Птьфу! Как знаешь, так и звони, можешь не представляться, только не груби! Алексея спроси.
Ладно, оф’кей.
«Это Ксю, Лёш… На Кольце… Была со мной, но ушла… Может появится ещё… Ну вот я и думаю… Нет, их нет, ушли (Саша и я то есть — киваем)… Нет, Ленки нет… Нет, всё оф’кей… Не, ну можно… Короче, пять минут…
Короче, пять минут, — сказала она нам, — вон на той скамейке, а я пойду вон на ту. Только не говорите, где я, ладно? Кстати, Ксюша, — сказала она мне. Я тоже сказал.
А это не тебя в газетах печатают — я как-то видела фотку недавно — твою наверно?
Не знаю, — сказал я, — если менты опять ищут…
О! кэвээнщик тоже! Его, его! «Жестокие сны» рассказ
такой жестокий! — пробасил Саша, собираясь уж, видимо, взять ее в оборот.О, я читала — класс, но не очень понятно, кто кого убил.
Я пьяно заулыбался, признаться, удивлённый.
Зато жестоко! Его даже в Германии печатали — на немецком!
Да, жистковато, — сказал я, — довольно-таки, этот рассказ никому не нравится. Я, может, и покруче напишу… — и посмотрел на Ксюху.
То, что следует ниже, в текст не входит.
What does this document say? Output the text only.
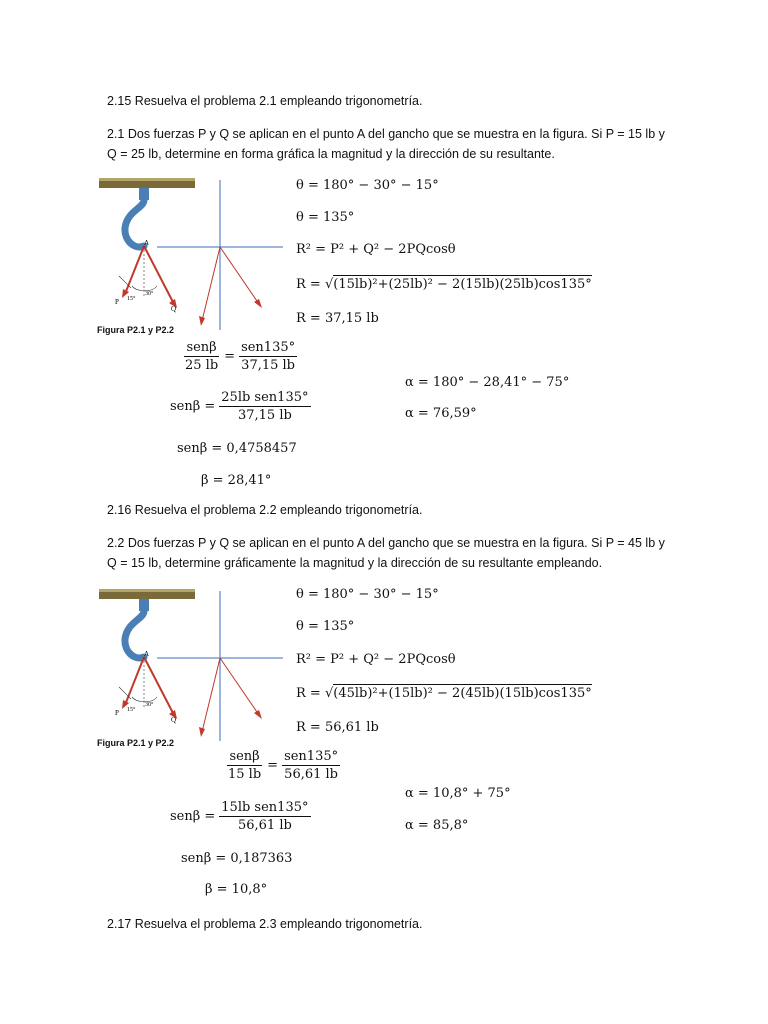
2.15 Resuelva el problema 2.1 empleando trigonometría.

2.1 Dos fuerzas P y Q se aplican en el punto A del gancho que se muestra en la figura. Si P = 15 lb y

Q = 25 lb, determine en forma gráfica la magnitud y la dirección de su resultante.

A
P
Q
15°
30°
Figura P2.1 y P2.2
θ = 180° − 30° − 15°
θ = 135°
R² = P² + Q² − 2PQcosθ
R = √(15lb)²+(25lb)² − 2(15lb)(25lb)cos135°
R = 37,15 lb
$\frac{\text{senβ}}{25 lb} = \frac{\text{sen135°}}{37,15 lb}$
$sen\beta = \frac{\text{25lb sen135°}}{37,15 lb}$
senβ = 0,4758457
β = 28,41°
α = 180° − 28,41° − 75°
α = 76,59°

2.16 Resuelva el problema 2.2 empleando trigonometría.

2.2 Dos fuerzas P y Q se aplican en el punto A del gancho que se muestra en la figura. Si P = 45 lb y

Q = 15 lb, determine gráficamente la magnitud y la dirección de su resultante empleando.

A
P
Q
15°
30°
Figura P2.1 y P2.2
θ = 180° − 30° − 15°
θ = 135°
R² = P² + Q² − 2PQcosθ
R = √(45lb)²+(15lb)² − 2(45lb)(15lb)cos135°
R = 56,61 lb
$\frac{\text{senβ}}{15 lb} = \frac{\text{sen135°}}{56,61 lb}$
$sen\beta = \frac{\text{15lb sen135°}}{56,61 lb}$
senβ = 0,187363
β = 10,8°
α = 10,8° + 75°
α = 85,8°

2.17 Resuelva el problema 2.3 empleando trigonometría.
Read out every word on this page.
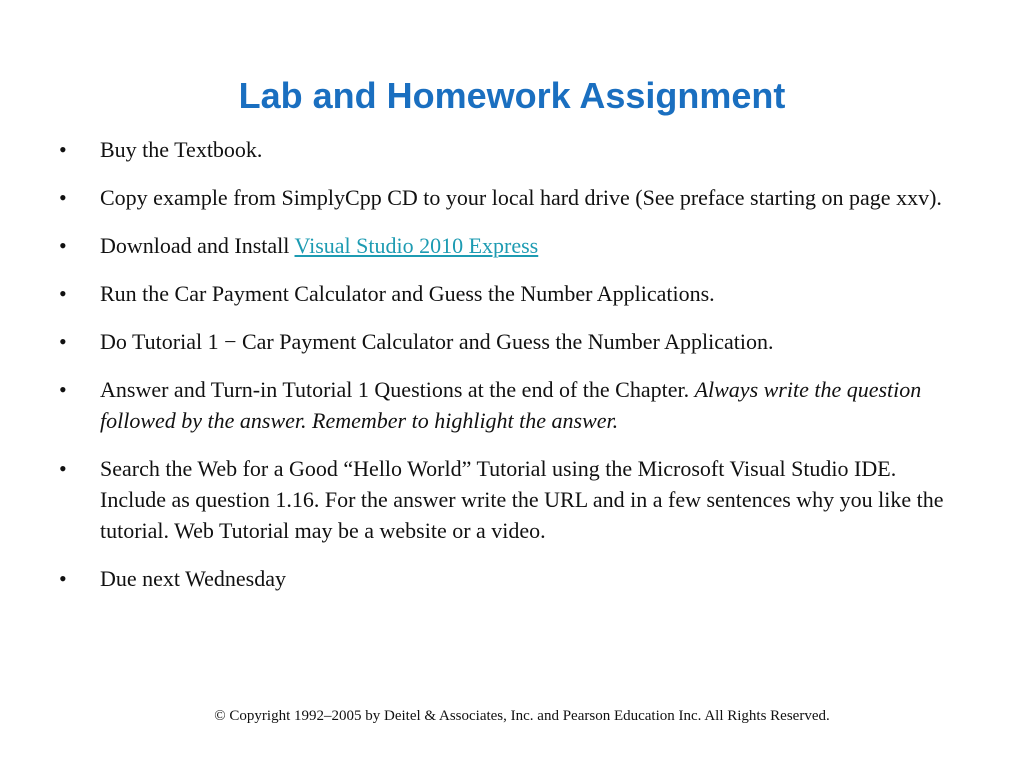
Lab and Homework Assignment
• Buy the Textbook.
• Copy example from SimplyCpp CD to your local hard drive (See preface starting on page xxv).
• Download and Install Visual Studio 2010 Express
• Run the Car Payment Calculator and Guess the Number Applications.
• Do Tutorial 1 − Car Payment Calculator and Guess the Number Application.
• Answer and Turn-in Tutorial 1 Questions at the end of the Chapter. Always write the question followed by the answer. Remember to highlight the answer.
• Search the Web for a Good “Hello World” Tutorial using the Microsoft Visual Studio IDE. Include as question 1.16. For the answer write the URL and in a few sentences why you like the tutorial. Web Tutorial may be a website or a video.
• Due next Wednesday
© Copyright 1992–2005 by Deitel & Associates, Inc. and Pearson Education Inc. All Rights Reserved.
Она вдруг как-то смутилась, словно оказавшись без одежды, кивнула и пошла. Я пожирал ее глазами, разрезал, разрывал брючки, но она решительно ушла, и захотелось выпить, да побольше, чтобы не было мыслей и образов.
Но тут пришла Репа. Она, мы уже знали, принесла в своих лапках десять рупей (на вопрос, есть ли бабки, она стабильно отвечает: «Чирикуа!»). Увидев нас, радостно сообщающих, что Ксюха «уже ушла», она разлыбилась и провозгласила: «Профаны! Только вот этого от вас и можно ожидать. Давайте тогда купим «Яблочку» — пьётся очаровательно, а забирает дай боже!».
Было выделено 2 (два) дикана — «чтоб два раза не ходить». Сама же Репа вынуждена была вытеребить у кого-то на Кольце ещё три рубля с мелочью. Уже совсем темнело, мы пошли в магазин, но он уже закрылся.
Магазин под названием «Легенда». «Не понимаю вот, — говорю я, заполняя паузу раздражения, — почему вместо нормального названия “Продукты”, “Снедь” или “Бакалея” употребляются греческие (языческая чувственность в бесознательном языка масс, красота средне-эллинского наречия?!) — чуть ли не “Апейрон”, “Тифон” и “Тиамат” вместе взятые! Как там у Набакова — красный снег вместо арбузной мякоти — “Аргус” вместо “Арбуз”… Или вон «Астарта» — ну, это хоть не греческое, но не преведи бог…»
«Пойдём через чёрный ход — зайдя сзади!» — спроектировала Репа (она нагловата при случае). Моложавенькая продавщица вынесла нам две бутылки «Тамбовского яблока», а ещё мы — вместо ожидаемых «сдачи не надо» — взяли «как бы в долг» (Репинка-экзотическая-экзальтированная-маракуйя умеет при случае эвфеминистически профеминистичесчки выражаться) отрезочек вареной колбасы и четвертинку хлеба.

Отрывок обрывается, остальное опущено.